Alliance Aviation is a wholesaler of airline capacity with a large and growing exposure to the resources and energy sector for FIFO activity. The quantum leap in new capacity is significantly due to wet leasing agreements with Qantas.
Prior to AQZ’s company-changing investment in a large fleet of E190 aircraft, it was clocking up around 38,000 flight hours of contracted and chartered flights across regional Australia. By the end of FY23f, AQZ will be recording nearly 140,000 flight hours with the difference solely due to the acquisition of a fleet of 33 E190 aircraft of which 18 will be wet leased (plane plus crew) to QAN.
The Embraer E190 has become the core aircraft of the AQZ fleet after the company committed to a number of transactions that bring the current total of E190s to 33 by the end of FY23f. The E190 is a twinengine jet aircraft that is only slightly smaller than a B737-800. It can fly up to 4,500km carrying up to 114 passengers making it an ideal aircraft for the FIFO (fly-in fly-out) routes in Australia’s main resources and energy towns and regions including the Pilbara and Kalgoorlie in WA, the coal mining towns across Queensland, and BHP’s Olympic Dam in SA among others.

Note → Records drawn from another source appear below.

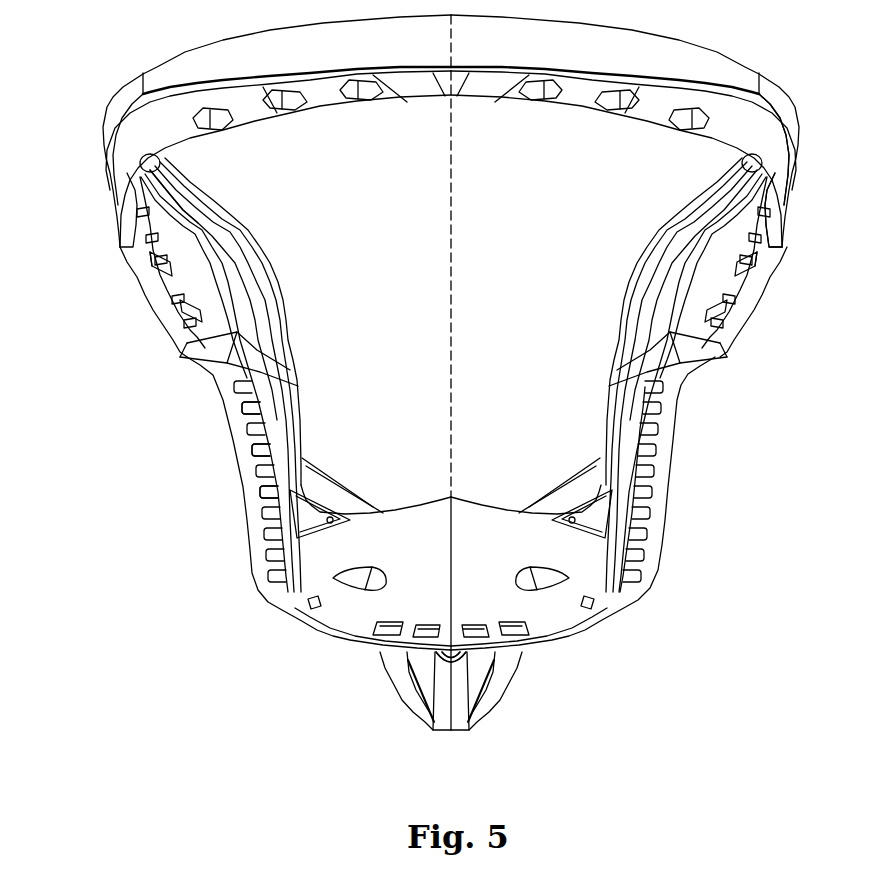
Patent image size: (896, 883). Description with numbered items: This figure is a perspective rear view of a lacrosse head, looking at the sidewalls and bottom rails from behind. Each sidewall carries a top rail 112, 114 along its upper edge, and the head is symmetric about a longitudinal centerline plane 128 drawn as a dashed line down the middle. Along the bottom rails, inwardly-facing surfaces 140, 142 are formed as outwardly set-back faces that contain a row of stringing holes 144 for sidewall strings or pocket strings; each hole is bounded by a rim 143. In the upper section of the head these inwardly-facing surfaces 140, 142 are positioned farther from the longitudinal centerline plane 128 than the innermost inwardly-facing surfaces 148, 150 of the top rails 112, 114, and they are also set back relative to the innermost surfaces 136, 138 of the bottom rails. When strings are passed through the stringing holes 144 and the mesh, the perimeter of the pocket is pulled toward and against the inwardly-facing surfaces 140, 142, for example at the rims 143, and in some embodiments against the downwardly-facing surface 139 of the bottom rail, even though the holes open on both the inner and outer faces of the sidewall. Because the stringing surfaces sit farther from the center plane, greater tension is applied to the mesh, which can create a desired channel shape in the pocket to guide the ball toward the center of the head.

The top rail 112 is at (750, 180).
The top rail 114 is at (192, 202).
The longitudinal centerline plane 128 is at (452, 152).
The innermost surface of bottom rail 136 is at (692, 293).
The innermost surface of bottom rail 138 is at (213, 308).
The downwardly-facing surface 139 is at (247, 480).
The inwardly-facing surface 140 is at (733, 292).
The inwardly-facing surface 142 is at (168, 292).
The rim 143 is at (180, 312).
The stringing hole 144 is at (167, 265).
The innermost inwardly-facing surface of top rail 148 is at (687, 198).
The innermost inwardly-facing surface of top rail 150 is at (217, 215).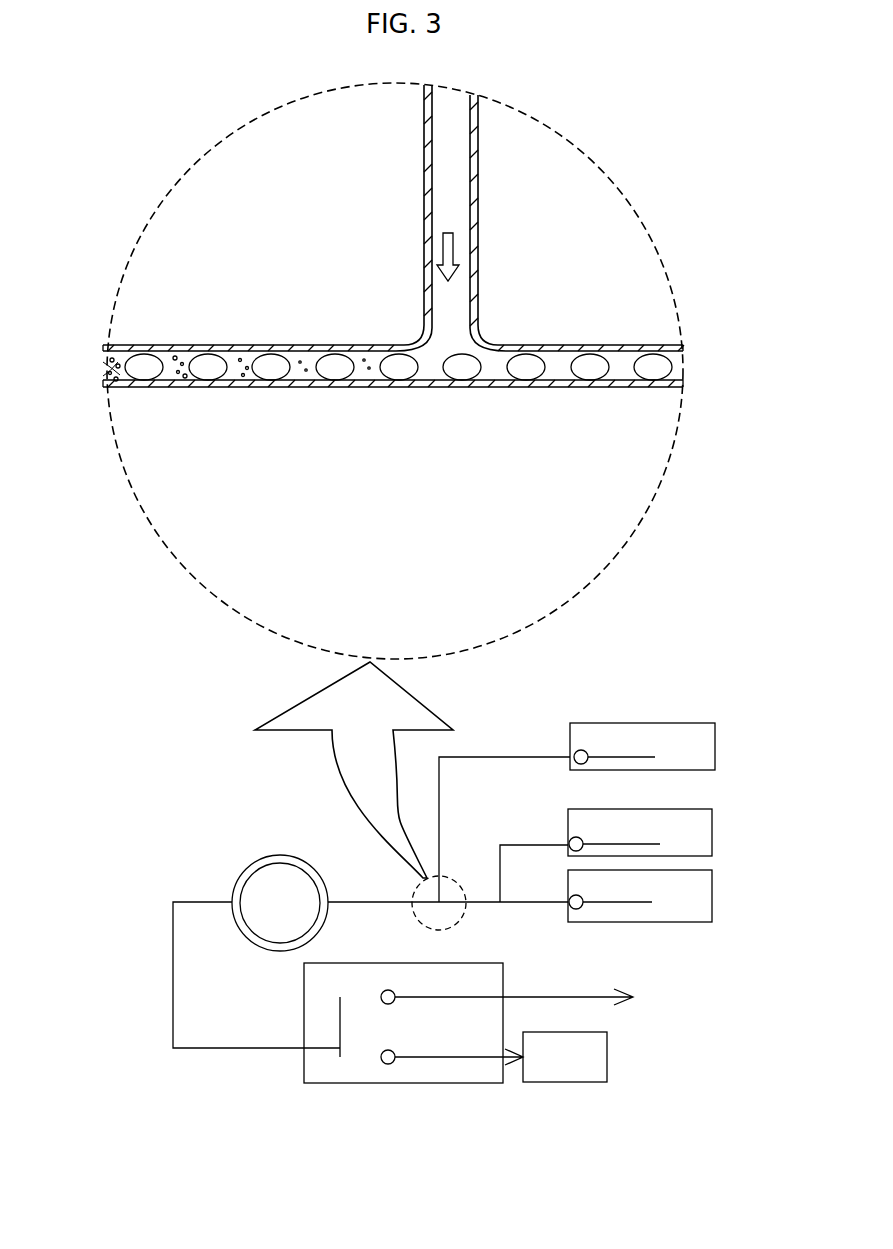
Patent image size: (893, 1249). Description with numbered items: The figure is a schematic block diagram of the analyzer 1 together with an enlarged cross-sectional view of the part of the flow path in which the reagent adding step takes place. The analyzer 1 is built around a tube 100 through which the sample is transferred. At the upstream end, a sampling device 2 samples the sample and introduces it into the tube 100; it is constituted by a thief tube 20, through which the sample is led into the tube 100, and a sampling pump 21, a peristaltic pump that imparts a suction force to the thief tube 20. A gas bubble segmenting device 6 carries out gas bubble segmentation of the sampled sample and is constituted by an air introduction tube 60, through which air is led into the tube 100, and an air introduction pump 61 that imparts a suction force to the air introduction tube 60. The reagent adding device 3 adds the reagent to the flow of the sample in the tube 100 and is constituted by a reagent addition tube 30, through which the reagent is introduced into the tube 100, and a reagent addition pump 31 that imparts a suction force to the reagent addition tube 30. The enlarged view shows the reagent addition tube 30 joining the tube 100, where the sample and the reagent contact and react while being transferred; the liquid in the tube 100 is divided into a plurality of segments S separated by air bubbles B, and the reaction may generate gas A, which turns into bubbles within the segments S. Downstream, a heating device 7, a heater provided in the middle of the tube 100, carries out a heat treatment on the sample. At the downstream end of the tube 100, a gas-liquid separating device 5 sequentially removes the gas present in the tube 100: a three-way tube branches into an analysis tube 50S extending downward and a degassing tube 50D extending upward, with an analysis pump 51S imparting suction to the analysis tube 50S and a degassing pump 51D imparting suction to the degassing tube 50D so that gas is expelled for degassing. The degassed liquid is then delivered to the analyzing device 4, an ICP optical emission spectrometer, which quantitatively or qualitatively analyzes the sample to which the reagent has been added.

The analyzer 1 is at (677, 636).
The tube 100 is at (112, 350).
The reagent addition tube 30 is at (478, 192).
The segments S is at (176, 362).
The air bubble B is at (143, 372).
The gas A is at (106, 370).
The heating device 7 is at (293, 861).
The reagent adding device 3 is at (715, 732).
The reagent addition pump 31 is at (588, 755).
The gas bubble segmenting device 6 is at (714, 818).
The air introduction pump 61 is at (583, 842).
The air introduction tube 60 is at (617, 844).
The sampling device 2 is at (714, 882).
The sampling pump 21 is at (583, 900).
The thief tube 20 is at (617, 902).
The gas-liquid separating device 5 is at (504, 974).
The degassing pump 51D is at (395, 994).
The degassing tube 50D is at (445, 997).
The analysis pump 51S is at (395, 1054).
The analysis tube 50S is at (443, 1057).
The analyzing device 4 is at (542, 1031).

It is noteworthy that AQZ’s network has no contract presence in NSW or Victoria. Instead, the company has major bases in Brisbane, Adelaide and Perth with additional operations in Cairns, Townsville, Rockhampton and Darwin.

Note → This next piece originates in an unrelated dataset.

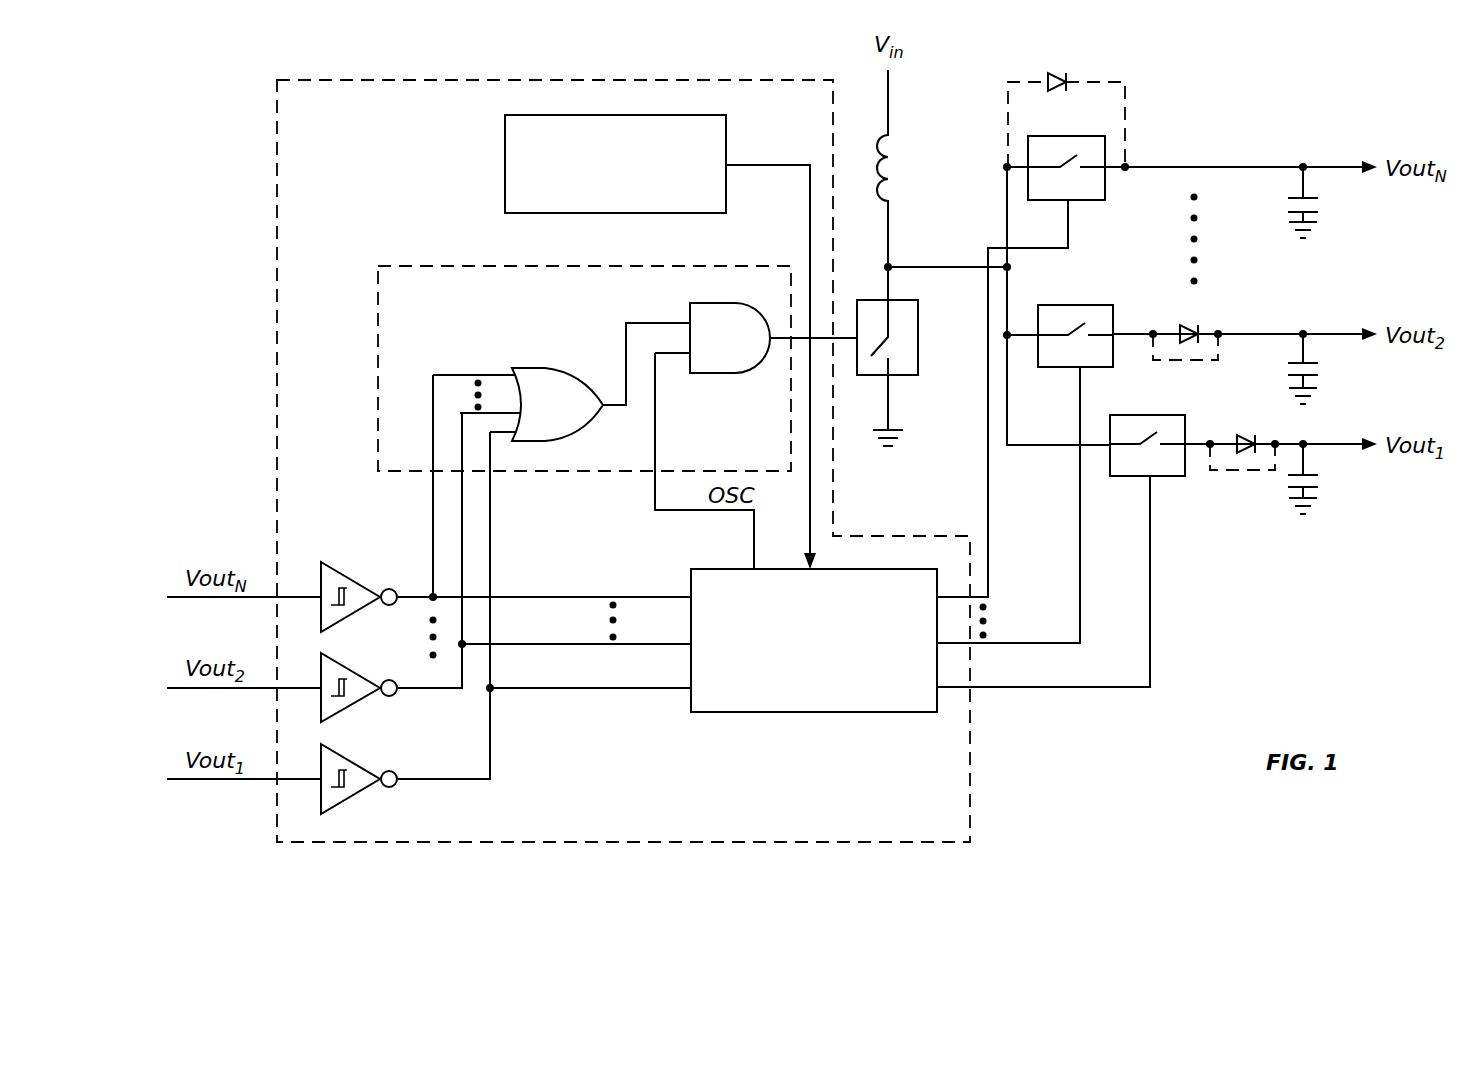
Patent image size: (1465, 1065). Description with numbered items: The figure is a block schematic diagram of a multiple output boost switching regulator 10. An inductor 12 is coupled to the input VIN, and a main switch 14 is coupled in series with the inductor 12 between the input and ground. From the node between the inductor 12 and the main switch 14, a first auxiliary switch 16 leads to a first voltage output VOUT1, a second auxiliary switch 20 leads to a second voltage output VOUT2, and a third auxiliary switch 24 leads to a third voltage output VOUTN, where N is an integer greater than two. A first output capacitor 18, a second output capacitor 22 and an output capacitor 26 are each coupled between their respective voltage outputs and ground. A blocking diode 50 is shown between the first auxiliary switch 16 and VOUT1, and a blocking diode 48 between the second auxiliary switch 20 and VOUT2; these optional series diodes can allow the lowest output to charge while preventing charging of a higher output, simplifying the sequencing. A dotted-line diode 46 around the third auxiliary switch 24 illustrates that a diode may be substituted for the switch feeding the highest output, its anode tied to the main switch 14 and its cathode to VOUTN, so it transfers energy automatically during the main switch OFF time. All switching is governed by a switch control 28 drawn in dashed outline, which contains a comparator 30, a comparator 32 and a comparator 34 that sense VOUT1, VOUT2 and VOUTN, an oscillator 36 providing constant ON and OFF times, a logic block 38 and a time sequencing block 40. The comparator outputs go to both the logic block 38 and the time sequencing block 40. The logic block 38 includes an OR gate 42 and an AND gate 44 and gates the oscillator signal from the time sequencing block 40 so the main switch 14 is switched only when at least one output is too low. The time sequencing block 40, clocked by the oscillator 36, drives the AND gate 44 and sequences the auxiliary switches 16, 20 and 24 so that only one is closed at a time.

The wet lease network is a proxy for QAN’s eastern seaboard network minus the major city routes. It will fly some routes from Sydney, Newcastle, Canberra, Hobart and Melbourne. The wet lease agreements with QAN were recently materially increased with new aircraft deployments rolling out through to June. This takes QAN’s exercised options to 14 out of the current 18 available. AQZ is also expecting a significant increase in the utilisation of the first 8 aircraft from March onwards. Each of the agreements is for a term of 3 years. Most of the remaining E190s are to be used in wet leasing agreements with some allocated to FIFO flying in central Australia.

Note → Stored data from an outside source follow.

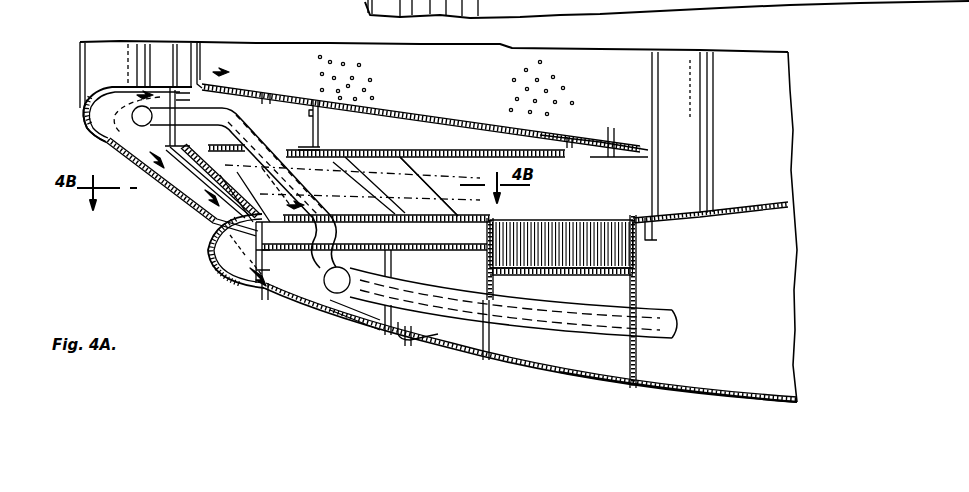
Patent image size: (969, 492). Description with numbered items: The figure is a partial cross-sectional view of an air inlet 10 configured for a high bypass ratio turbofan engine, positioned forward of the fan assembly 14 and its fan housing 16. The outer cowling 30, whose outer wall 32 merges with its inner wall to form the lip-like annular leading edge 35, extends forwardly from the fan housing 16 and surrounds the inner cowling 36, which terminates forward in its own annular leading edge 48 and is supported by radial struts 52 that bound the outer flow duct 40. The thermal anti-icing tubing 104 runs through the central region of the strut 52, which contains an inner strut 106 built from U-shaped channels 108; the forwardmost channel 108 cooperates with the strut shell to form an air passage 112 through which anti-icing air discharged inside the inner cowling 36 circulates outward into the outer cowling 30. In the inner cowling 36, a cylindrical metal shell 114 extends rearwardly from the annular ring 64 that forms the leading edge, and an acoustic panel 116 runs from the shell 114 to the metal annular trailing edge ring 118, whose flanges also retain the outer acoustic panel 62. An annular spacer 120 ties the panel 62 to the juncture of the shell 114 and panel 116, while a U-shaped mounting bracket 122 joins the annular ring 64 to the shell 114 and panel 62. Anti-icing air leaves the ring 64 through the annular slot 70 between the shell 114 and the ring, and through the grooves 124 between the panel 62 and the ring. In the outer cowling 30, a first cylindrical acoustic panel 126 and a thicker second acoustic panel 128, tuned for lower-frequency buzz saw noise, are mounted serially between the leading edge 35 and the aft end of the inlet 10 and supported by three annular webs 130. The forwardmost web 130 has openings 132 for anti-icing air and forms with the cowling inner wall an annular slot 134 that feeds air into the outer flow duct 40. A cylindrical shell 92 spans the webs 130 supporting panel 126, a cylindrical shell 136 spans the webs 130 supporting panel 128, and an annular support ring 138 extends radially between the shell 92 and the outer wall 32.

The air inlet 10 is at (95, 32).
The fan assembly 14 is at (678, 80).
The fan housing 16 is at (686, 392).
The outer cowling 30 is at (312, 316).
The outer wall 32 is at (358, 330).
The annular leading edge 35 is at (208, 252).
The inner cowling 36 is at (83, 140).
The outer flow duct 40 is at (573, 145).
The annular leading edge 48 is at (80, 118).
The strut 52 is at (205, 226).
The acoustic panel 62 is at (400, 153).
The annular ring 64 is at (100, 88).
The annular slot 70 is at (196, 42).
The cylindrical shell 92 is at (455, 251).
The thermal anti-icing tubing 104 is at (400, 316).
The inner strut 106 is at (570, 3).
The U-shaped channel 108 is at (215, 235).
The air passage 112 is at (152, 180).
The cylindrical metal shell 114 is at (268, 94).
The acoustic panel 116 is at (423, 110).
The annular trailing edge ring 118 is at (612, 150).
The annular spacer 120 is at (320, 128).
The mounting bracket 122 is at (192, 100).
The slot or series of grooves 124 is at (190, 209).
The first cylindrical acoustic panel 126 is at (432, 216).
The second cylindrical acoustic panel 128 is at (560, 230).
The annular web 130 is at (497, 292).
The openings 132 is at (247, 290).
The annular slot 134 is at (276, 207).
The cylindrical shell 136 is at (570, 276).
The annular support ring 138 is at (393, 266).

The company has chosen Rockhampton for a major $60 million maintenance hangar that will commence operations in early 2023. The 3-bay hangar will employ 100 people and will save approximately $5-7 million pa in base maintenance costs. The project is being funded by all three levels of government so the total cost to AQZ for this project is $30 million.
All but one of AQZ’s 33 E190s have been paid for as at 30 June 2021. The balance sheet had net debt of $154.7 million and net assets of $320.2 million at 30 June 2021.
Investment view
In effect, AQZ has become a leg of Qantas’ regional Australian capacity through the newly acquired E190 fleet. The wet leased AQZ capacity to QAN of 18 aircraft is approximately one quarter the size of the Qantas Link fleet of 70 aircraft, so QAN has effectively increased its regional capacity by roughly 25% and has done so using AQZ’s balance sheet.
AQZ is also counting on a strong and enduring increase in FIFO activity across Australia’s major mining regions. With much of this activity under contract, there is good visibility in AQZ’s earnings which is unusual for an airline business.
With QAN as a major shareholder and customer, AQZ’s business risk is slightly mitigated but remains subject to competitive, operational and financial risks.
Risks to investment view
The growth in contracted and wet leased capacity might not be sustained if activity decreased. Operational performance might not be sustained at acceptable levels which could lead to contract cancellations. Competition in the airline industry is intense. Cost increases could affect profitability.
Recommendation
We have initiated our coverage with a Buy recommendation.